The Legend of Zelda: Ocarina of Time – Nintendo 64 (1998)
The Nintendo 64’s library was lacking in quantity, especially compared to the monster library of the system’s chief rival, the Sony PlayStation. What the system lacked in quantity, it made up for in quality and this Zelda title was chief among those AAA games. The surreal worlds and beautiful balance of action/adventure with RPG and puzzle elements made it a title accessible by all and the exploration provided by the game’s perfectly tuned engine has yet to be surpassed.
Chrono Trigger – Super Nintendo (1995)
Chrono Trigger revolutionized the way gamers viewed RPGs, but it is not merely heralded for nostalgic purposes, as the title provides modern gamers with many hours of enjoyment. Square’s active battle system provides a level of engagement that few RPGs have managed to rival and Chrono Trigger’s side-quests and multiple endings ensure the replay factor is through the roof.
The Legend of Zelda: A Link to the Past – Super Nintendo (1991)
Nintendo’s Zelda franchise offered a more accessible alternative to the pure RPGs delivered by Square and Working Designs. The Legend of Zelda: A Link to the Past was based around an action/adventure game engine but provided a compelling storyline and large worlds, giving it the feel of a traditional RPG but with gameplay that was more accessible to mass audiences.
Super Mario 64 – Nintendo 64 (1996)
The first wave of 3D games for fifth-generation consoles is defined by disposable titles that sold merely on their then-impressive graphical prowess; many of those titles are rendered relics of their time and left out of the video game canon. Super Mario 64’s intriguing gameplay and saturated colors make it a title that is still 100% playable to this very day. Shigeru Miyamoto is a genius when it comes to developing the types of games that can be played decades later without feeling dated.

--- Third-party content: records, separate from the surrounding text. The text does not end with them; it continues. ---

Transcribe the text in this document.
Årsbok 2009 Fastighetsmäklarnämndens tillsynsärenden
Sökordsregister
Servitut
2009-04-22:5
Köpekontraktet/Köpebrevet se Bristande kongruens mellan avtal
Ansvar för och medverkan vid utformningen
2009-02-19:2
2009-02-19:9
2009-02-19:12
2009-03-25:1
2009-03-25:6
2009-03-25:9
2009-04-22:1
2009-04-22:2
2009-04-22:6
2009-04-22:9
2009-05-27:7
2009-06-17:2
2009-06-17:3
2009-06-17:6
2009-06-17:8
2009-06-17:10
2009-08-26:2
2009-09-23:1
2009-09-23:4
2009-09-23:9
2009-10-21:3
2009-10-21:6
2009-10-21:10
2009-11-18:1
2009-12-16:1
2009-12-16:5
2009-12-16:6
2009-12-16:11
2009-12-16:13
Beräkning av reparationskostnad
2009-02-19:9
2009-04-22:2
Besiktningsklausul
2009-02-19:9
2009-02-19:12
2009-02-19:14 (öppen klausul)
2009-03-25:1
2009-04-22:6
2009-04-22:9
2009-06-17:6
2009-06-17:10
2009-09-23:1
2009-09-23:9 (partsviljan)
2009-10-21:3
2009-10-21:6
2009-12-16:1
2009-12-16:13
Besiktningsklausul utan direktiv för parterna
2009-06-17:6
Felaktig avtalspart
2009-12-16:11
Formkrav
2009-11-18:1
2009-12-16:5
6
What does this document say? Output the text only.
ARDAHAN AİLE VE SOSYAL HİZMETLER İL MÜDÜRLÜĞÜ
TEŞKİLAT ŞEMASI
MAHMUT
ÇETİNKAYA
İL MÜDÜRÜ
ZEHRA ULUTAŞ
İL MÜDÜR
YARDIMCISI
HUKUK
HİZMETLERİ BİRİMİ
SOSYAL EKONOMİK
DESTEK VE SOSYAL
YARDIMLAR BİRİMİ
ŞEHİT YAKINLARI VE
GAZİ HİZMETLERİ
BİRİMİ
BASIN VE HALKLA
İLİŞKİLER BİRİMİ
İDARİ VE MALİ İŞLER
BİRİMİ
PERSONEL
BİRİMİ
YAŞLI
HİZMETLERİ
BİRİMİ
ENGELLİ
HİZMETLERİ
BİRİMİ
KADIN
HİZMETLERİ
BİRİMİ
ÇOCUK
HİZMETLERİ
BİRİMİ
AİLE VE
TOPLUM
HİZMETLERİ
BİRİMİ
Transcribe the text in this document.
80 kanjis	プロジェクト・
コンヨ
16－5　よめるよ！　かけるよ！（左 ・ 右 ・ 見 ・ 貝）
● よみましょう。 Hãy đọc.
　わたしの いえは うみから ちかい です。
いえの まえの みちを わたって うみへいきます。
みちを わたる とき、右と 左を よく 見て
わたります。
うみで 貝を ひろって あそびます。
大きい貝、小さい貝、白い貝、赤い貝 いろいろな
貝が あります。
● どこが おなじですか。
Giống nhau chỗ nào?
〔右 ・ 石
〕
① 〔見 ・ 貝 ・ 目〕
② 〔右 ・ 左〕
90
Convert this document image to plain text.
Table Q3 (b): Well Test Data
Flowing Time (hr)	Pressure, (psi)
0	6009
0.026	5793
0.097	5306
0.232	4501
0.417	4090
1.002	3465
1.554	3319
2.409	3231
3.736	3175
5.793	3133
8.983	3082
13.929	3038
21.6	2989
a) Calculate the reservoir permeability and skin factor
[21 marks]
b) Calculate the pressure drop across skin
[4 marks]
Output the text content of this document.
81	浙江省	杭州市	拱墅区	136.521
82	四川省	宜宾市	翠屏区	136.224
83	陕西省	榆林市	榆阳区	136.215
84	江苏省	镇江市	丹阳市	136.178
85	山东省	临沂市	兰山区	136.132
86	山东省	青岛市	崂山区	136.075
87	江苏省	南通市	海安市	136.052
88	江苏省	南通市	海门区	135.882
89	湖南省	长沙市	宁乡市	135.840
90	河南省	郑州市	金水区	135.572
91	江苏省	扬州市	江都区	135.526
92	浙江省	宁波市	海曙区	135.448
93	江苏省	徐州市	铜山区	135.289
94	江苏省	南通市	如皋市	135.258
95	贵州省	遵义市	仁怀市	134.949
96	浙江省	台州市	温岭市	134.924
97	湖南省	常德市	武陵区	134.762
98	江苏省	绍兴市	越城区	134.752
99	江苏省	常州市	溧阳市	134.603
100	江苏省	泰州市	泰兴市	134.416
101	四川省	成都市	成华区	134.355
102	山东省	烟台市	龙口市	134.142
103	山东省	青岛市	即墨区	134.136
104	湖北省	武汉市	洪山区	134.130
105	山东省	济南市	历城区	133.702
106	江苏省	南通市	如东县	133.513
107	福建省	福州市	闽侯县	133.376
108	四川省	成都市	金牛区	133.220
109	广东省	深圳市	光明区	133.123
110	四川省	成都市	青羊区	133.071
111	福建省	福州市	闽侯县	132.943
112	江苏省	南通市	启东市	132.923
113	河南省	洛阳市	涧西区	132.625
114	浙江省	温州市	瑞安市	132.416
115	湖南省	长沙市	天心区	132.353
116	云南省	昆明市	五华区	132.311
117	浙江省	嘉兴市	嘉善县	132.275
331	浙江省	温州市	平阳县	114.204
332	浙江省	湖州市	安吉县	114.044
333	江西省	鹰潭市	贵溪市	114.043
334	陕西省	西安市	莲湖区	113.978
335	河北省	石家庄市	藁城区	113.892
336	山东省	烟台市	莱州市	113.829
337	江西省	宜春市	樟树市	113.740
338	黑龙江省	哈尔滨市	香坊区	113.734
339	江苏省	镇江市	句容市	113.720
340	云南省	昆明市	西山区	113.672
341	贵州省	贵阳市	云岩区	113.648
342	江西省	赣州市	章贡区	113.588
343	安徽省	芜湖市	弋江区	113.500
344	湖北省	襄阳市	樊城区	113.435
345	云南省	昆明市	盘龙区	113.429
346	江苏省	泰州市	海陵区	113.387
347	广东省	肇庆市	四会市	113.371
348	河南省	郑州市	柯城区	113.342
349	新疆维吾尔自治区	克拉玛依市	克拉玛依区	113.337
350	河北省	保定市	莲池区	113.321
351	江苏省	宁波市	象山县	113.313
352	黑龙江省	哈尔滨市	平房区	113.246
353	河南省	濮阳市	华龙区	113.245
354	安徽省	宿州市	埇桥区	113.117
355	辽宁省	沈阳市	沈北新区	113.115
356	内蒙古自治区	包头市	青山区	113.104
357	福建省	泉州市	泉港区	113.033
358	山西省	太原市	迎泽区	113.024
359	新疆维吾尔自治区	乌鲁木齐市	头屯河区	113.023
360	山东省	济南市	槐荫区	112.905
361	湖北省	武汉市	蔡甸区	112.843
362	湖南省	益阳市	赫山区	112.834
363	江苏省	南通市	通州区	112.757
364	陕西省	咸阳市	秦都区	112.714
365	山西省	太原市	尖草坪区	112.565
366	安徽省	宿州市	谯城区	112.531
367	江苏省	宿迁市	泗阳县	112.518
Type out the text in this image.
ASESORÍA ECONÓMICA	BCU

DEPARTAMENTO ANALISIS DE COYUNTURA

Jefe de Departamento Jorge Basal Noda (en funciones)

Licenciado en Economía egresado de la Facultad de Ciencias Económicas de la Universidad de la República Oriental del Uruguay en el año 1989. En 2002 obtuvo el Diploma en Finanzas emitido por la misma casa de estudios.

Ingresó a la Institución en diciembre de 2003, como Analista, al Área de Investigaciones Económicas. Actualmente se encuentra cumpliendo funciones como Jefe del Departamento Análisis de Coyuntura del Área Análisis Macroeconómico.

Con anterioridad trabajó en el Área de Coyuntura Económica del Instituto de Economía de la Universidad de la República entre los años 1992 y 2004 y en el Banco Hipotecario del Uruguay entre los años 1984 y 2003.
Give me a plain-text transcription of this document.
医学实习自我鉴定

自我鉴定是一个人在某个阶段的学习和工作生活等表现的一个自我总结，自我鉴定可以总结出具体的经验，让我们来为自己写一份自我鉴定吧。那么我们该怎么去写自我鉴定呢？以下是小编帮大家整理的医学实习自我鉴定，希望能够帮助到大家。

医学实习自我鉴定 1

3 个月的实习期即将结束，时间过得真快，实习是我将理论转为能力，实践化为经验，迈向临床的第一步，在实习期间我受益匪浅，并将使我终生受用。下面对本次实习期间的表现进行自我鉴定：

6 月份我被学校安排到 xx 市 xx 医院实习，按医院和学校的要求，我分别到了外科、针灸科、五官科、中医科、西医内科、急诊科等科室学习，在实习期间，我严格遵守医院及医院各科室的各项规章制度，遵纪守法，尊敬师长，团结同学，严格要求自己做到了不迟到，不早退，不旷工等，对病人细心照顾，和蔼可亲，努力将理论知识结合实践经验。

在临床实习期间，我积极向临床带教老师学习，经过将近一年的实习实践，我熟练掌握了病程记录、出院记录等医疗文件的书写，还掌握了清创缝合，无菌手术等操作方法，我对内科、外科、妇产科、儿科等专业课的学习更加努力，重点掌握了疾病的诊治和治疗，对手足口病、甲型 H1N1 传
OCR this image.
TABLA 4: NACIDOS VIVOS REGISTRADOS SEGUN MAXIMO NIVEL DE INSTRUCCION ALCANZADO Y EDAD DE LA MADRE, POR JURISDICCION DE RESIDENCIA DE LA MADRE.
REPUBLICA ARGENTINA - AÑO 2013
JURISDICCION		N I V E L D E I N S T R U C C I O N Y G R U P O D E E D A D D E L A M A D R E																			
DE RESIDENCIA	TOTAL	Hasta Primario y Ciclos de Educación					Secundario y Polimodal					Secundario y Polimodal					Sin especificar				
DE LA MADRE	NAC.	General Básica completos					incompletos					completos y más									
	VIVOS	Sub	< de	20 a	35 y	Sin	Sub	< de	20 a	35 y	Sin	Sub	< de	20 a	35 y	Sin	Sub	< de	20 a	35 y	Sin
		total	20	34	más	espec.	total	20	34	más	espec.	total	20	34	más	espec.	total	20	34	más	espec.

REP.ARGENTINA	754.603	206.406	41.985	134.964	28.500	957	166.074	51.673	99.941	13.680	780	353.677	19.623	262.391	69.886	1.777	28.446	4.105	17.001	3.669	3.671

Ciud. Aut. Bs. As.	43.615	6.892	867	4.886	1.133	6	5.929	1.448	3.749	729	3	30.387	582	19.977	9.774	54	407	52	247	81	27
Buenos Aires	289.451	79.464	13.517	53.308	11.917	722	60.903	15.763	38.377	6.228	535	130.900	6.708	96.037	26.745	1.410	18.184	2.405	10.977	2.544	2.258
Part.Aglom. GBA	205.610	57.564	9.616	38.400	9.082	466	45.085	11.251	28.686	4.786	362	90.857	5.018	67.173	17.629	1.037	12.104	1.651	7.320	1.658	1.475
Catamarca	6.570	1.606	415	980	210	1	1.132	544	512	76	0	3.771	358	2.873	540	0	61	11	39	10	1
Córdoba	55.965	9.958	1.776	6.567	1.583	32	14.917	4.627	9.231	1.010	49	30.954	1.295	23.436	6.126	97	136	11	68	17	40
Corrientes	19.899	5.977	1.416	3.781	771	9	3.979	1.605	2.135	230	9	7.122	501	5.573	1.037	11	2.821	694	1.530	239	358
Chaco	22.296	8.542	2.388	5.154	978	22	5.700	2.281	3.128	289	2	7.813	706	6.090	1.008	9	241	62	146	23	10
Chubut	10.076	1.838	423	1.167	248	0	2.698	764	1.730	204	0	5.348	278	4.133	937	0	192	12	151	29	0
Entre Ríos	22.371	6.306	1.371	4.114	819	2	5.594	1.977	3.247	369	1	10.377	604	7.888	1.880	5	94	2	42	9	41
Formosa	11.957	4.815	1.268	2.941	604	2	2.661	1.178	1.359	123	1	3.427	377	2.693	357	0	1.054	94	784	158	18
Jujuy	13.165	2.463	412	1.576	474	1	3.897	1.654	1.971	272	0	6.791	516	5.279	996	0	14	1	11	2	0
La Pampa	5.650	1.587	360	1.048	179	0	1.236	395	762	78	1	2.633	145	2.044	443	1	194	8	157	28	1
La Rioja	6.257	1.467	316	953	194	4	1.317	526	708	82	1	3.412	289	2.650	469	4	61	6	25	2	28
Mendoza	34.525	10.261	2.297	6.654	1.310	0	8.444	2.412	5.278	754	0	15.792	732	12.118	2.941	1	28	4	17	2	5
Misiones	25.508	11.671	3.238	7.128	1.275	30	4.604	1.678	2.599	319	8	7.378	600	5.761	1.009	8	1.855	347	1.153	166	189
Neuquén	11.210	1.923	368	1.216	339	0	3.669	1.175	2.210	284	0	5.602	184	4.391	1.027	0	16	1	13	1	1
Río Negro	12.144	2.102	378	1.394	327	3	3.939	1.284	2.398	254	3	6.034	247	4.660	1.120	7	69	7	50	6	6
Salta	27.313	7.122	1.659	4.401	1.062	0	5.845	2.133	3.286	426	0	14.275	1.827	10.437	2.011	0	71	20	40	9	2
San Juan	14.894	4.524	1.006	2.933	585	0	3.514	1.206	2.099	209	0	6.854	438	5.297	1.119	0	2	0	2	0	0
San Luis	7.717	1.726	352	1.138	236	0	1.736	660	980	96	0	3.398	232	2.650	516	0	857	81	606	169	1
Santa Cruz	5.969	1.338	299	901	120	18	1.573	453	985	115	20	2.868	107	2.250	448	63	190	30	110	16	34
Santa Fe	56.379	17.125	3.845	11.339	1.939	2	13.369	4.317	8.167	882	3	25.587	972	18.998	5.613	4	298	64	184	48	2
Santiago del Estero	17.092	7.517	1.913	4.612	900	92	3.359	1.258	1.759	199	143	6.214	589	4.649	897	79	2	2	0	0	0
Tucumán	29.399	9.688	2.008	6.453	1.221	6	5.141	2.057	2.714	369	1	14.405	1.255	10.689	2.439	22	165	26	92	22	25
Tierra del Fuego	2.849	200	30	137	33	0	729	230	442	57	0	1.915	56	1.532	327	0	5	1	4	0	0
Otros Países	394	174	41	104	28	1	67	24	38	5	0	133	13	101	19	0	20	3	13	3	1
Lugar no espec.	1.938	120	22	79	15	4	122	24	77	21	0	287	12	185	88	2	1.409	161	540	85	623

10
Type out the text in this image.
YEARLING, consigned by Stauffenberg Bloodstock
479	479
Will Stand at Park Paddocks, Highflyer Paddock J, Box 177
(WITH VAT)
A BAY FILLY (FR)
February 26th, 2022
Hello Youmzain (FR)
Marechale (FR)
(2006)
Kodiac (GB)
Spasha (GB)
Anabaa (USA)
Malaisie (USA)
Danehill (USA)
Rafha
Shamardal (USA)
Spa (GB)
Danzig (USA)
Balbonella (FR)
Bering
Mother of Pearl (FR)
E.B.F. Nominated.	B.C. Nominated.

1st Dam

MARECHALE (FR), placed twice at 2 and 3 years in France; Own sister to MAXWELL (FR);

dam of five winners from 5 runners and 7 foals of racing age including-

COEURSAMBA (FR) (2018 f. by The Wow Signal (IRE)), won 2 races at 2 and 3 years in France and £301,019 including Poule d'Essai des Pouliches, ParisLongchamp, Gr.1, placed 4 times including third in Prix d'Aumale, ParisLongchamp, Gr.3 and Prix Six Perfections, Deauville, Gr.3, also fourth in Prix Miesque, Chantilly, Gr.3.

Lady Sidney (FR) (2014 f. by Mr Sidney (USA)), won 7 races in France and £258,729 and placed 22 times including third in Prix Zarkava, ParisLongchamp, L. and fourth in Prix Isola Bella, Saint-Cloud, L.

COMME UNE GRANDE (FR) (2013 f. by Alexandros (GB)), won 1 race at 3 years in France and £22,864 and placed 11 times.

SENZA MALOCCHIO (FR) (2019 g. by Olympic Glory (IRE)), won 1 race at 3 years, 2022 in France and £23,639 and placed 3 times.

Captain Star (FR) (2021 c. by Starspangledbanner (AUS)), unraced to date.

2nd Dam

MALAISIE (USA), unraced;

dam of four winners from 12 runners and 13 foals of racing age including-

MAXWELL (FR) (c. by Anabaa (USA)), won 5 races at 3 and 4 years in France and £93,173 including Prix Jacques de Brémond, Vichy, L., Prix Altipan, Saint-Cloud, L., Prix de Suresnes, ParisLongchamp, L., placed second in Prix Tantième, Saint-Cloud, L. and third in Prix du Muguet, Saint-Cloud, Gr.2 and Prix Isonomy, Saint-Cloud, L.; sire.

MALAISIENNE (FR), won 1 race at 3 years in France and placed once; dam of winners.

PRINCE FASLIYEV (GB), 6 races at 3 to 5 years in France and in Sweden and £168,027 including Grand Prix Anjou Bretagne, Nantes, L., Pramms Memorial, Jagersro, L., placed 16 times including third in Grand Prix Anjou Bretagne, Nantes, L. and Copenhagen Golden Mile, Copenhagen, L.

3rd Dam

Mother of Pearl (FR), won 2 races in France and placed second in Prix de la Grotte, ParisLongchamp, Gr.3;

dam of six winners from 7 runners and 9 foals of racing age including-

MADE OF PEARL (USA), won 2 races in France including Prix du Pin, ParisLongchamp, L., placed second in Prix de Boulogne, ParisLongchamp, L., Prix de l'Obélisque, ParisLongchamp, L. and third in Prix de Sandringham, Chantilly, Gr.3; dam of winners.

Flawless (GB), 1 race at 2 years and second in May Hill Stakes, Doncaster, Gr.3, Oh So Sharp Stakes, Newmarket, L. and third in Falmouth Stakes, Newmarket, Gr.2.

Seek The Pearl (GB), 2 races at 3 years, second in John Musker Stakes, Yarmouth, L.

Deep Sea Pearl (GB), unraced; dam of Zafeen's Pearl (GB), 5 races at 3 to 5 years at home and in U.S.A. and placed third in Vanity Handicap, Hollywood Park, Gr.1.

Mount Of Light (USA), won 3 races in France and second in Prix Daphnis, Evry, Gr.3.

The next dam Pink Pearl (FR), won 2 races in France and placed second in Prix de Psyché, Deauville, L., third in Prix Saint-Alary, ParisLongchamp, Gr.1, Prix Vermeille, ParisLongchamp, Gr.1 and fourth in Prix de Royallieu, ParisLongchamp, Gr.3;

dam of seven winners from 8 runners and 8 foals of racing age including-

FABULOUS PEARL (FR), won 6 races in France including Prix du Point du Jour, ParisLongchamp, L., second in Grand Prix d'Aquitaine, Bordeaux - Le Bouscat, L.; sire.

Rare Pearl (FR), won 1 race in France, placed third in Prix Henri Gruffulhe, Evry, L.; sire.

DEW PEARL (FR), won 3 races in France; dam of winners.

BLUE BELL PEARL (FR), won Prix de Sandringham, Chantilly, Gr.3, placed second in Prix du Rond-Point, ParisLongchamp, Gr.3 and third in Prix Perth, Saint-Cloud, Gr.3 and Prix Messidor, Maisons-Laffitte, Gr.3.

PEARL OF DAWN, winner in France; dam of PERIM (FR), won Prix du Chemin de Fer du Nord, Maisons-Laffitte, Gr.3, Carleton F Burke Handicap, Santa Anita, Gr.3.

Super Mario World – Super Nintendo (1991)
Side-scrollers seem “old hat” to most gamers but the pure gaming experience that Nintendo delivered with this Super Nintendo title stands the test of time better than most video games, particularly a launch title. The game mechanics offer just enough puzzle-solving elements to add depth without detracting from the brilliantly executed side-scrolling mechanics. Graphically, Super Mario World’s vivid color palate and subtle scaling effects show the honest beauty of well-designed 2D pixel-based visuals.
Virtua Fighter 2 – Sega Saturn (1995)
Sega released multiple installments of Virtua Fighter after this iteration, but Virtua Fighter 2’s fighting game engine was so well-tuned that the game rises above subsequent releases and their flashier graphics. Yu Suzuki’s masterpiece offers gameplay that takes minutes to learn but a lifetime to master and the depth means that the game grows with the player. Virtua Fighter 2 was devoid of combo gimmicks, flashy lighting effects, and fireballs; the title just offered one of the most perfectly tuned fighting game experiences ever.